Quelles pourraient être les conséquences sur la diplomatie sénégalaise de la nomination de quelqu’un qui n’a jamais été formé ou n’ayant pas les aptitudes nécessaires ?

Je commencerai par une parenthèse. J’étais en Afrique centrale, représenter le président de la commission de l’Uemoa au sommet de la Communauté économique et monétaire de l’Afrique centrale (Cemac). C’est après avoir délivré son discours que j’ai été interpellé par un chef d’Etat qui m’a dit : «Alors le jeune, qu’est ce qui se passe dans votre pays. J’ai suivi sur Internet une polémique vive sur la diplomatie sénégalaise entre un ambassadeur et le ministre des Affaires étrangères.» J’avoue que j’étais très gêné ce jour. Comment on peut transposer ou bien glisser sur un terrain de la polémique qui met à nu notre diplomatie, domaine par excellence de souveraineté. Il faut protéger ce domaine de souveraineté, et je ne veux pas ici et maintenant me livrer à une analyse ou un jugement qui pourrait ressembler d’une manière ou d’une autre à contribuer à mettre à nu notre diplomatie. Je dis notre diplomatie, parce que c’est notre patrimoine à nous tous. Je vous ai dit que je suis à l’Uemoa par la volonté de Dieu mais je suis conseiller des Affaires étrangères, diplomate ; ma maison c’est le ministère des Affaires étrangères et quand je prendrai ma retraite, on va dire l’ancien diplomate. Cette étiquette, personne ne peut l’enlever, c’est mon métier, c’est mon choix. C’est ma maison. Donc cette maison, je ne vais pas faire une peinture, ou bien interpréter une peinture qui pourrait lui donner un visage négatif.
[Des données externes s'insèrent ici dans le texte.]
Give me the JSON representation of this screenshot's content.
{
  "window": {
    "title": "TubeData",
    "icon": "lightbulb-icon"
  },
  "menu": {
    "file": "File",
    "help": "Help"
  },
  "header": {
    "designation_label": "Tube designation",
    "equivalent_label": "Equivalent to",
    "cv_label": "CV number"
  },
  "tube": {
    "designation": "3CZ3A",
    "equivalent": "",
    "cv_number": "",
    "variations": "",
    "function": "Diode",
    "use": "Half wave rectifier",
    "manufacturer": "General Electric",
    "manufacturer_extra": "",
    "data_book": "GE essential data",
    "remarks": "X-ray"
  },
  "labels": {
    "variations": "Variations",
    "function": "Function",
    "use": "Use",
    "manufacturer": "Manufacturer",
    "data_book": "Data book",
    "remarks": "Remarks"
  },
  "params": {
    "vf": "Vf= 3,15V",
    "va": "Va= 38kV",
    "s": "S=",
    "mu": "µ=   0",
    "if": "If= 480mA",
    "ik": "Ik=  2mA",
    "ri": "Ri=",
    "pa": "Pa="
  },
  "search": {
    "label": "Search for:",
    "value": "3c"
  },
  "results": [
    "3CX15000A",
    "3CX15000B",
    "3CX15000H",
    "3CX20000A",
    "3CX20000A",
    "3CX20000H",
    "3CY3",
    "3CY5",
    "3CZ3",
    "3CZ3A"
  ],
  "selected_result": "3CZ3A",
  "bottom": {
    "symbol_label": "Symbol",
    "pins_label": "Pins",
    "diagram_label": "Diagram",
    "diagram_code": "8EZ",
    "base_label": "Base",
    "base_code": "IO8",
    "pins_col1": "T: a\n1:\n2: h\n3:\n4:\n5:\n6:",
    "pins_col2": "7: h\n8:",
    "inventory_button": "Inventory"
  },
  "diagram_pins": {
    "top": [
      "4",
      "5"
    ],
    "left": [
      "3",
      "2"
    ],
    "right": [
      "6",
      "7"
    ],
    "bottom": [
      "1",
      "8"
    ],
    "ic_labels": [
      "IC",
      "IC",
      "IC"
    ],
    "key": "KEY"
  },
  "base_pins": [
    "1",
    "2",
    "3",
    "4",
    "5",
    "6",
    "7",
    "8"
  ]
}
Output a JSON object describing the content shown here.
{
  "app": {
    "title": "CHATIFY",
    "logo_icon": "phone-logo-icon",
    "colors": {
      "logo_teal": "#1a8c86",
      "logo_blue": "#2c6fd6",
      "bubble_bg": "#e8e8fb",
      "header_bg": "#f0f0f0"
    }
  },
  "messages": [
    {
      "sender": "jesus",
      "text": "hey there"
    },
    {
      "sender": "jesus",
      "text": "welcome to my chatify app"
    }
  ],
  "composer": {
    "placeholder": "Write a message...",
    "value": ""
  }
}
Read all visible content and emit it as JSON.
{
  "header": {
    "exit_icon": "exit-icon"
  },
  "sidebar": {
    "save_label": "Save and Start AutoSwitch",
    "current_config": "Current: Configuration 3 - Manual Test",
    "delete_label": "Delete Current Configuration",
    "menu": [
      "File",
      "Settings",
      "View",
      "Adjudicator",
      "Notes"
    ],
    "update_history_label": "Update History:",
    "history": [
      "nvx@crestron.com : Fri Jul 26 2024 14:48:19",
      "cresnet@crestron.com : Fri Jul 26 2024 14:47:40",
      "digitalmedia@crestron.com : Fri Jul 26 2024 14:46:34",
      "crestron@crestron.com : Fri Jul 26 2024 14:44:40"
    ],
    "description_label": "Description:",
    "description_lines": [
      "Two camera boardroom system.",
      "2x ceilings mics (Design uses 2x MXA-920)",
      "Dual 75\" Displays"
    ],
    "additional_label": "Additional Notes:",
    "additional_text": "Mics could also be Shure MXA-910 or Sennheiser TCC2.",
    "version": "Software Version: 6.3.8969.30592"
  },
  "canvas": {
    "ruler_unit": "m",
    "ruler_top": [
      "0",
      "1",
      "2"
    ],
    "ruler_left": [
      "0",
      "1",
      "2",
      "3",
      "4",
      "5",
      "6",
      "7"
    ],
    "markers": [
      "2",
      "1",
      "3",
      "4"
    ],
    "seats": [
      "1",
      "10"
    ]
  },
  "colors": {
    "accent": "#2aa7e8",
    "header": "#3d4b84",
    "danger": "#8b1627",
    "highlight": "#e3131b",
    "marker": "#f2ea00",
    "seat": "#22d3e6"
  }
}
Excellence, pouvez-vous revenir sur votre départ de la Présidence de la République qui a fait à l’époque l’objet de polémiques ?

(Un peu hésitant). J’ai voulu le faire, mais maintenant, j’avoue que j’hésite à le faire par fidélité à la mémoire d’un chef religieux à qui j’ai voué un grand respect. C’était un père pour moi. C’est Cheikh Mourtada Mbacké. Lorsqu’il y a eu ce problème, mon premier réflexe a été, et là vous pouvez le vérifier auprès d’une amie, camarade de promotion, Me Aïssata Tall Sall, avocate, de mener des actions pour me défendre. J’avais aussi préparé un document comme droit de réponse pour expliquer et j’avais donné copie à Abdou Latif Coulibaly. Entre temps, le Cheikh m’a appelé à Touba. Il y avait un de ces hommes de confiance présent, il est toujours vivant. Un autre qui s’appelle Palle Diop était aussi présent quand le Cheikh me parlait. Après nos échanges, il a conclu en me disant : «Dans la vie, en toutes circonstances, il est préférable de laisser son destin entre les mains de Dieu», en me rappelant les péripéties, certaines séquences de la vie de son père Cheikh Ahmadou Bamba Khadimou Rassoul. Il m’a dit : «Le croyant dans sa vie peut connaître des moments durs. Mais la meilleure réponse, c’est de garder le silence et de laisser le Bon Dieu départager. Le meilleur juge, c’est le Bon Dieu et tu es mon talibé, tu es mon fils, je vais prier pour toi.» Quand je suis revenu de Touba, je suis venu dire à Me Aïssata Tall Sall qu’on laisse tomber. J’ai appelé Babacar Touré pour en faire de même. Pour moi, la page est tournée. Donc, c’est par fidélité à Cheikh Mourtada Mbacké que je préfère ne pas revenir en arrière, que je préfère, comme le disait souvent le Président Diouf, ne pas regarder dans mon rétroviseur. Je considère ces événements comme une traversée d’un pont, parfois le pont bouge, mais Dieu merci, le pont a été traversé. Et au moment où je vous parle, c’est quelque chose que j’ai rangé dans les tiroirs de l’histoire en remerciant le Bon Dieu, d’être là en pleine forme, à l’aise, les yeux dans les yeux avec le peuple sénégalais pour lui parler en bonne confiance et dans le respect de la déontologie. J’avoue qu’en suivant le conseil du Cheikh, j’ai vu les bienfaits.